Suffragettes – An Introduction for KS2:

Updated: Apr 4

In February 1918, some women in the UK finally received the right to vote for the first time. Although it was another 10 years before all women in the UK got the right to vote, the Act of 1918 was a huge step in the right direction for the Women’s Suffrage movement. But what was Women’s Suffrage, what exactly is a Suffragette and what did they do?


Annie Kenney and Christabel Pankhurst protest for Women's Suffrage

What is Women’s Suffrage?:


The word “Suffrage” means to have “the right to vote in political elections”. Before 1918, women in the UK didn’t have the right to vote – meaning they weren’t allowed to have a say in how their country was run and who by. Instead, it was men who would vote in political elections and have full say over the running of the country.

So many women started a movement for Women’s Suffrage – for women to gain the right to vote in political elections. This movement included sending petitions (written requests) to the government, campaigning and even protesting to achieve their goal.


The first publicly supported case for Women’s Suffrage was made in 1792 by Mary Wollstonecraft in her book “A Vindication of the Rights of Women” and the first ever petition made to the government for Women’s Suffrage in the UK was made in 1832. But the movement really grew in strength in the late 1800’s and the early 1900’s around the First World War.


What is a Suffragette?:


A woman who was fighting for the right to vote was called a “Suffragette”. But a person who supports a Suffrage movement is normally called a “Suffragist”. So where did the term “Suffragette” come from?
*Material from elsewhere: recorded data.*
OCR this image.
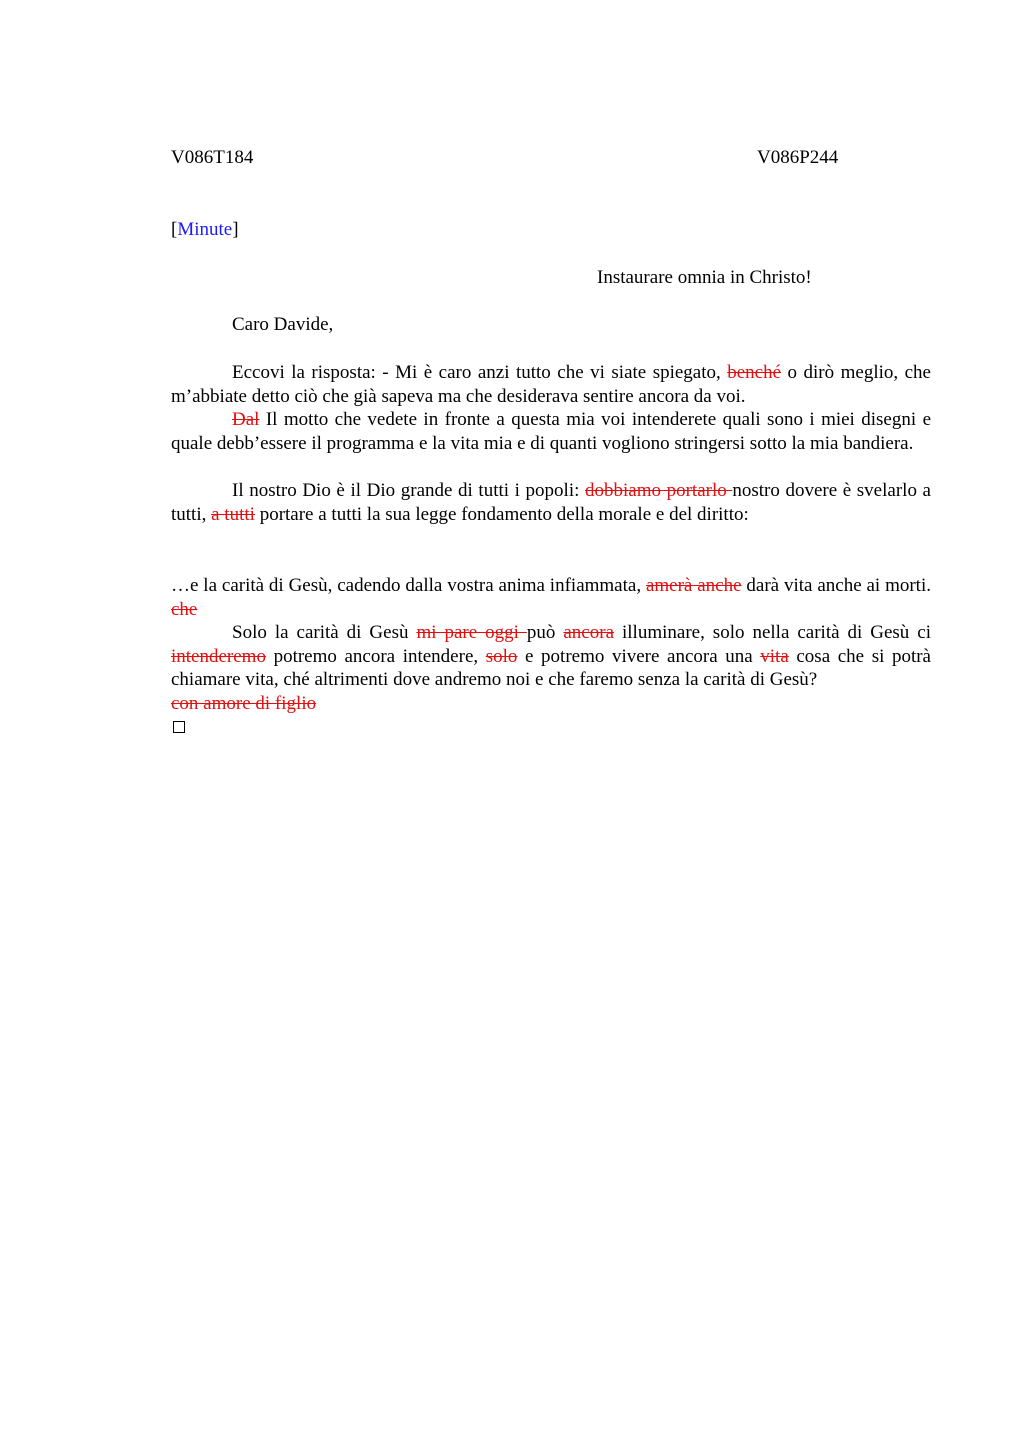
V086T184	V086P244
[Minute]
Instaurare omnia in Christo!
Caro Davide,
Eccovi la risposta: - Mi è caro anzi tutto che vi siate spiegato, benché o dirò meglio, che m’abbiate detto ciò che già sapeva ma che desiderava sentire ancora da voi.
Dal Il motto che vedete in fronte a questa mia voi intenderete quali sono i miei disegni e quale debb’essere il programma e la vita mia e di quanti vogliono stringersi sotto la mia bandiera.
Il nostro Dio è il Dio grande di tutti i popoli: dobbiamo portarlo nostro dovere è svelarlo a tutti, a tutti portare a tutti la sua legge fondamento della morale e del diritto:
…e la carità di Gesù, cadendo dalla vostra anima infiammata, amerà anche darà vita anche ai morti. che
Solo la carità di Gesù mi pare oggi può ancora illuminare, solo nella carità di Gesù ci intenderemo potremo ancora intendere, solo e potremo vivere ancora una vita cosa che si potrà chiamare vita, ché altrimenti dove andremo noi e che faremo senza la carità di Gesù?
con amore di figlio
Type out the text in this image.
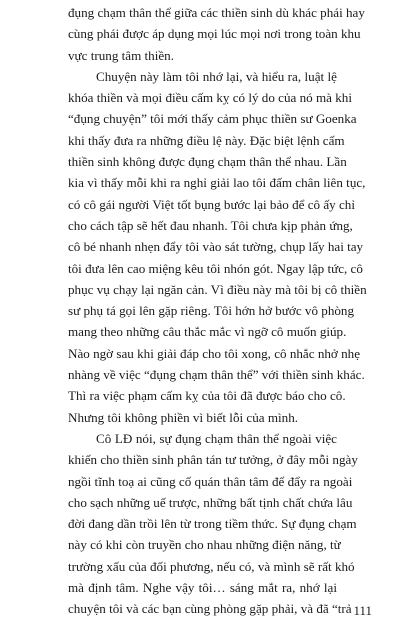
đụng chạm thân thể giữa các thiền sinh dù khác phái hay
cùng phái được áp dụng mọi lúc mọi nơi trong toàn khu
vực trung tâm thiền.
Chuyện này làm tôi nhớ lại, và hiểu ra, luật lệ
khóa thiền và mọi điều cấm kỵ có lý do của nó mà khi
“đụng chuyện” tôi mới thấy cảm phục thiền sư Goenka
khi thấy đưa ra những điều lệ này. Đặc biệt lệnh cấm
thiền sinh không được đụng chạm thân thể nhau. Lần
kia vì thấy mỗi khi ra nghỉ giải lao tôi đấm chân liên tục,
có cô gái người Việt tốt bụng bước lại bảo để cô ấy chỉ
cho cách tập sẽ hết đau nhanh. Tôi chưa kịp phản ứng,
cô bé nhanh nhẹn đẩy tôi vào sát tường, chụp lấy hai tay
tôi đưa lên cao miệng kêu tôi nhón gót. Ngay lập tức, cô
phục vụ chạy lại ngăn cản. Vì điều này mà tôi bị cô thiền
sư phụ tá gọi lên gặp riêng. Tôi hớn hở bước vô phòng
mang theo những câu thắc mắc vì ngỡ cô muốn giúp.
Nào ngờ sau khi giải đáp cho tôi xong, cô nhắc nhở nhẹ
nhàng về việc “đụng chạm thân thể” với thiền sinh khác.
Thì ra việc phạm cấm kỵ của tôi đã được báo cho cô.
Nhưng tôi không phiền vì biết lỗi của mình.
Cô LĐ nói, sự đụng chạm thân thể ngoài việc
khiến cho thiền sinh phân tán tư tưởng, ở đây mỗi ngày
ngồi tĩnh toạ ai cũng cố quán thân tâm để đẩy ra ngoài
cho sạch những uế trược, những bất tịnh chất chứa lâu
đời đang dần trồi lên từ trong tiềm thức. Sự đụng chạm
này có khi còn truyền cho nhau những điện năng, từ
trường xấu của đối phương, nếu có, và mình sẽ rất khó
mà định tâm. Nghe vậy tôi… sáng mắt ra, nhớ lại
chuyện tôi và các bạn cùng phòng gặp phải, và đã “trả 111
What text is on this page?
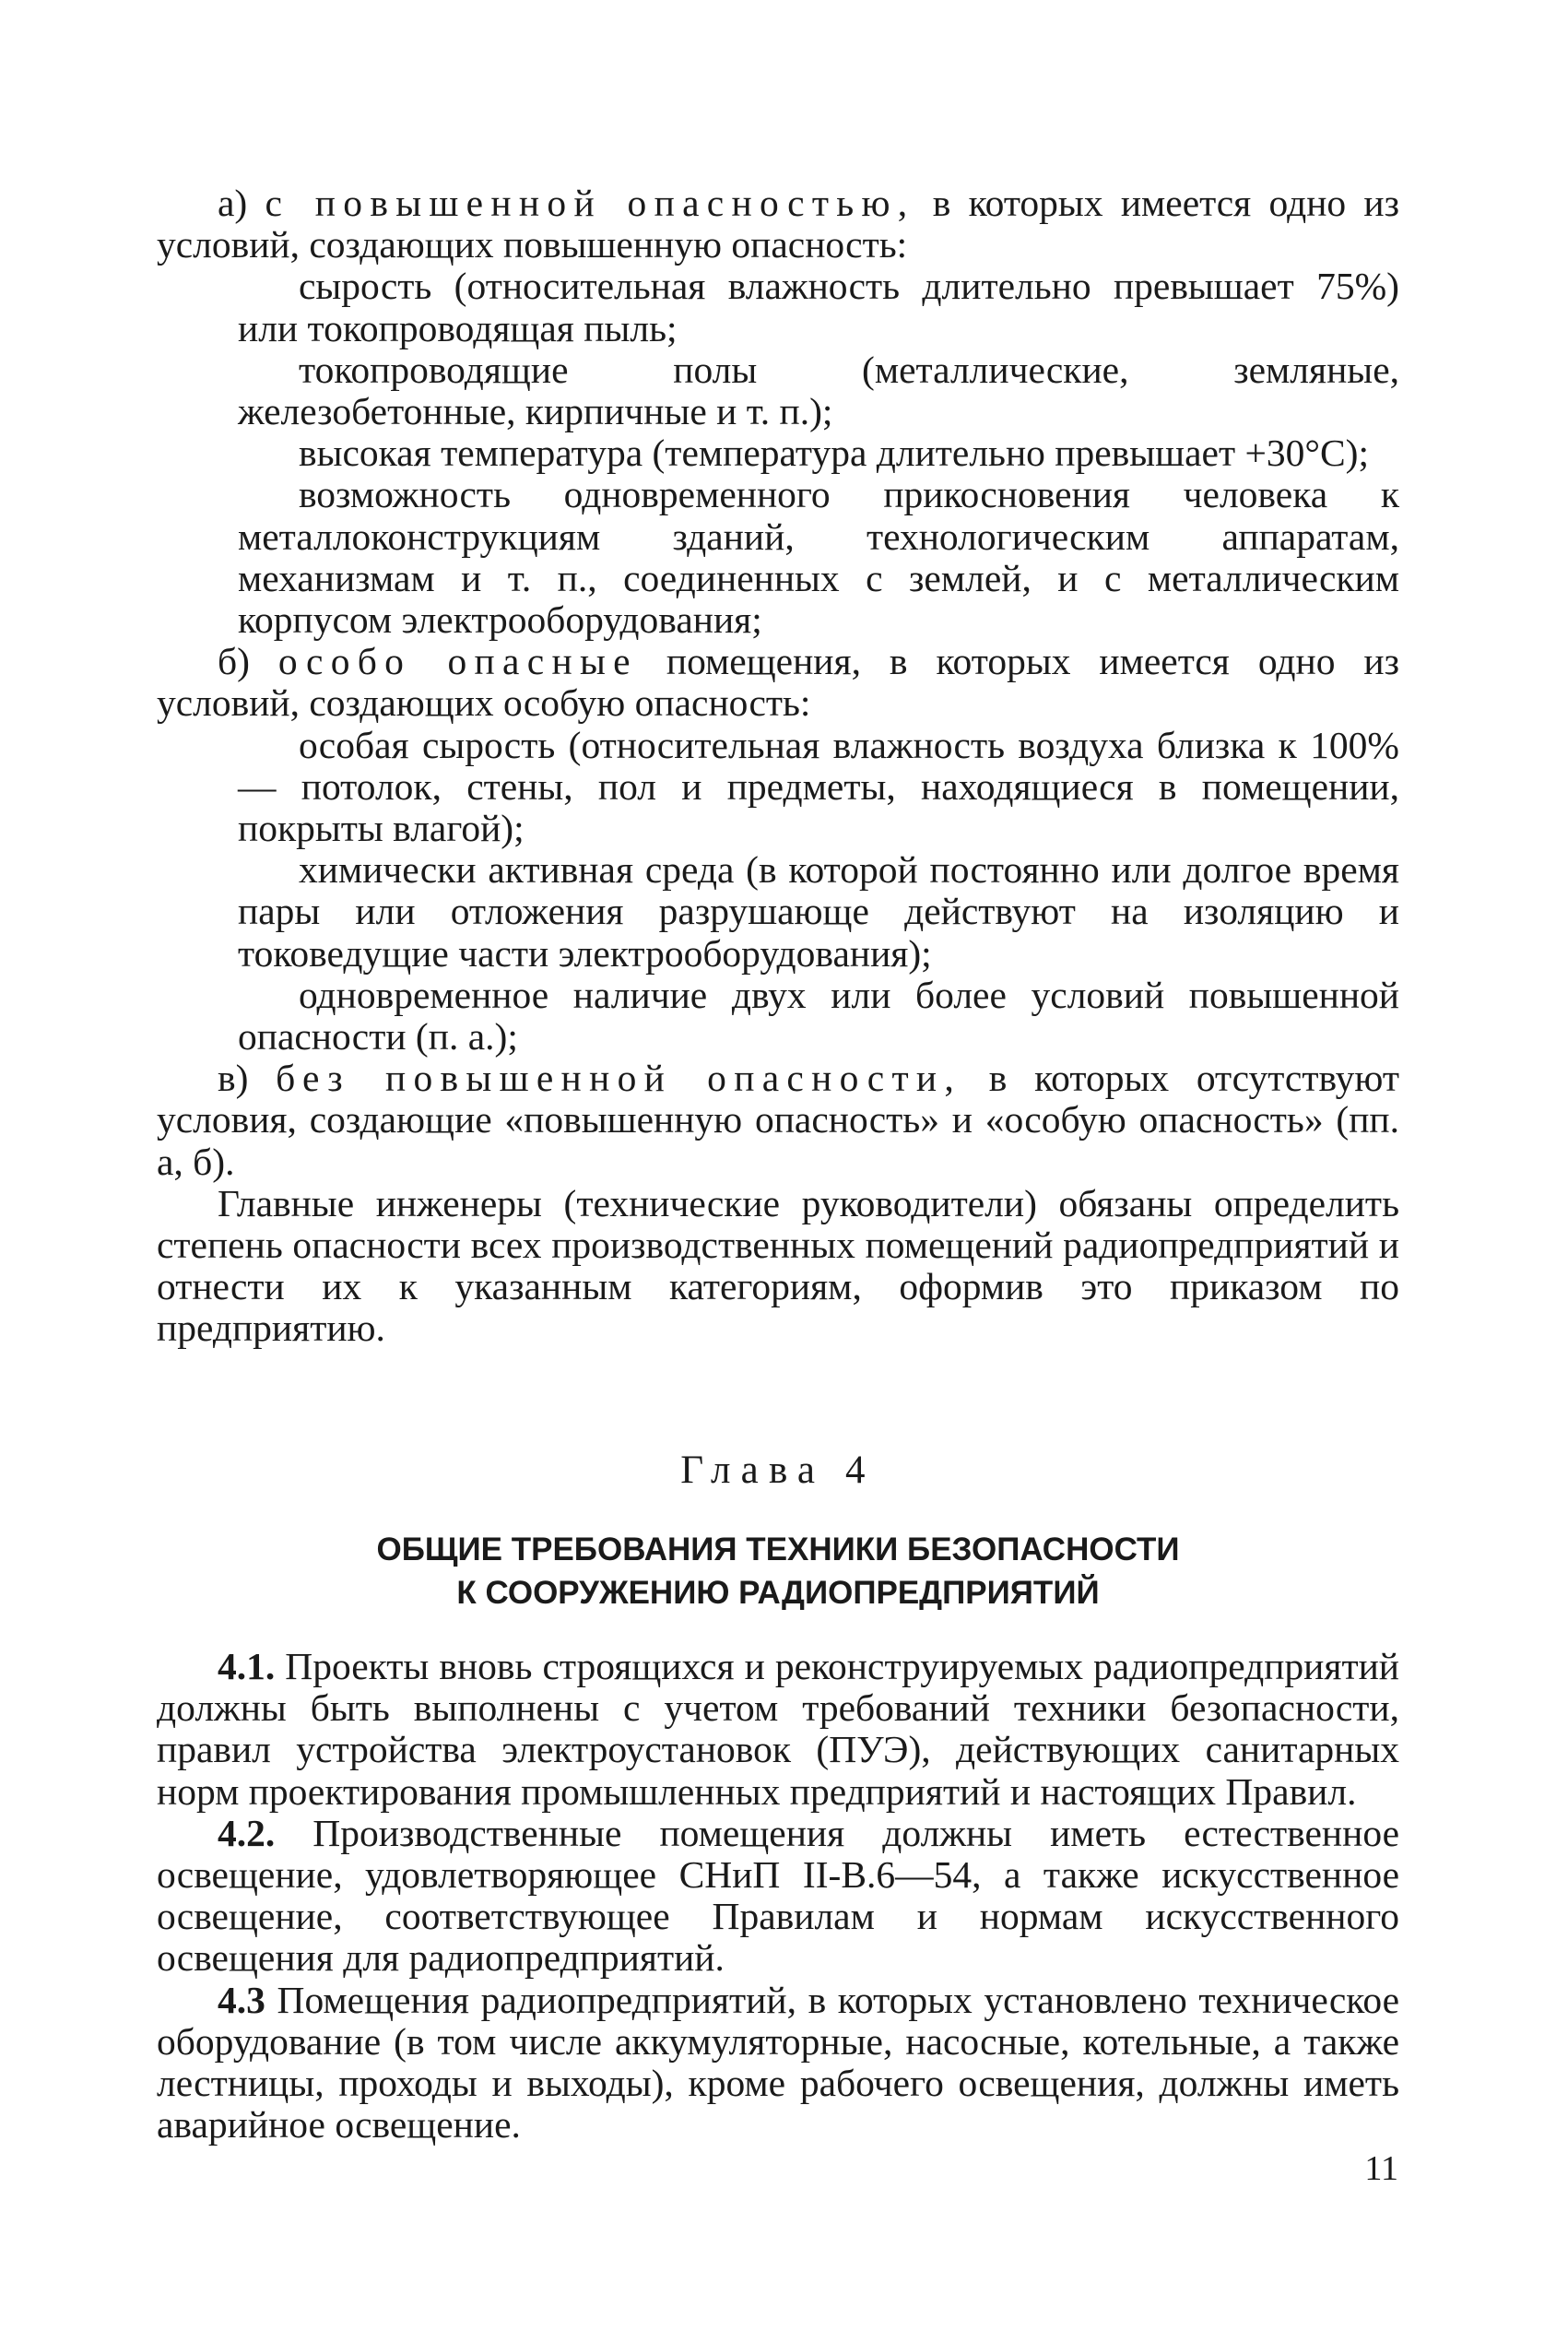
а) с повышенной опасностью, в которых имеется одно из условий, создающих повышенную опасность:

сырость (относительная влажность длительно превышает 75%) или токопроводящая пыль;

токопроводящие полы (металлические, земляные, железобетонные, кирпичные и т. п.);

высокая температура (температура длительно превышает +30°C);

возможность одновременного прикосновения человека к металлоконструкциям зданий, технологическим аппаратам, механизмам и т. п., соединенных с землей, и с металлическим корпусом электрооборудования;

б) особо опасные помещения, в которых имеется одно из условий, создающих особую опасность:

особая сырость (относительная влажность воздуха близка к 100% — потолок, стены, пол и предметы, находящиеся в помещении, покрыты влагой);

химически активная среда (в которой постоянно или долгое время пары или отложения разрушающе действуют на изоляцию и токоведущие части электрооборудования);

одновременное наличие двух или более условий повышенной опасности (п. а.);

в) без повышенной опасности, в которых отсутствуют условия, создающие «повышенную опасность» и «особую опасность» (пп. а, б).

Главные инженеры (технические руководители) обязаны определить степень опасности всех производственных помещений радиопредприятий и отнести их к указанным категориям, оформив это приказом по предприятию.

Глава 4
ОБЩИЕ ТРЕБОВАНИЯ ТЕХНИКИ БЕЗОПАСНОСТИ
К СООРУЖЕНИЮ РАДИОПРЕДПРИЯТИЙ

4.1. Проекты вновь строящихся и реконструируемых радиопредприятий должны быть выполнены с учетом требований техники безопасности, правил устройства электроустановок (ПУЭ), действующих санитарных норм проектирования промышленных предприятий и настоящих Правил.

4.2. Производственные помещения должны иметь естественное освещение, удовлетворяющее СНиП II-В.6—54, а также искусственное освещение, соответствующее Правилам и нормам искусственного освещения для радиопредприятий.

4.3 Помещения радиопредприятий, в которых установлено техническое оборудование (в том числе аккумуляторные, насосные, котельные, а также лестницы, проходы и выходы), кроме рабочего освещения, должны иметь аварийное освещение.

11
The word “Suffragette” was actually originally used as an insult to women who were fighting for the right to vote. Newspaper reporters decided to add “-ette” to the end of the word instead of “-ist”. Adding “-ette” to the end of words was often used as an offensive way to describe something as girly, small or of a low standard.


Although the term was meant to be derogatory and insulting, women supporting the Women’s Suffrage movement embraced it. Soon, the word became associated with strong women doing everything they could to fight for their own rights.


Emmeline Pankhurst being arrested.

What did Suffragettes do?:


In 1903 the Women’s Social and Political Union (WSPU) was formed by Emmeline Pankhurst. The WSPU had the motto “Deeds not Words” and stopped at nothing to get their voices heard.


Women hosted marches and protests, some of which ended in violence, such as the Women’s Sunday demonstration which concluded with women throwing stones through the windows of the Prime Minister’s house and tying themselves to railings. Other deeds by the WSPU included militant action, arson attacks, refusing to pay taxes and more. Some Women’s Suffrage supporters were arrested, such as Dora Thewlis and 75 others in 1907 who attempted to storm the houses of parliament. When imprisoned, some Suffragettes would go on hunger strike, resulting in prison officers to have to force feed them.


But not all actions by the movement were violent, there were many peaceful protests such as the 1913 Pilgrimage for Women’s Suffrage.


Then in 1914, the outbreak of the First World War brought a pause in the Women’s Suffrage movement. During the First World War, many women were called upon to help the war effort by taking up the jobs left behind by the men who went to fight in the war. Their efforts in employment during this time helped their cause enormously.


A poster showing a woman on hunger strike being force-fed.

When did women finally get the right to vote?:


The Act of 1918 was the first step for women gaining the right to vote. This act allowed women over 30 to vote in parliamentary elections, but only if they were married. In November of the same year, the Parliamentary Qualification of Women Act was passed, allowing women to become members of parliament (an “MP”).


It wasn’t until 10 years later in 1928 when The Representation of the People Act was passed, allowing everyone over the age of 21 to vote, that all women in the UK finally gained the right to vote.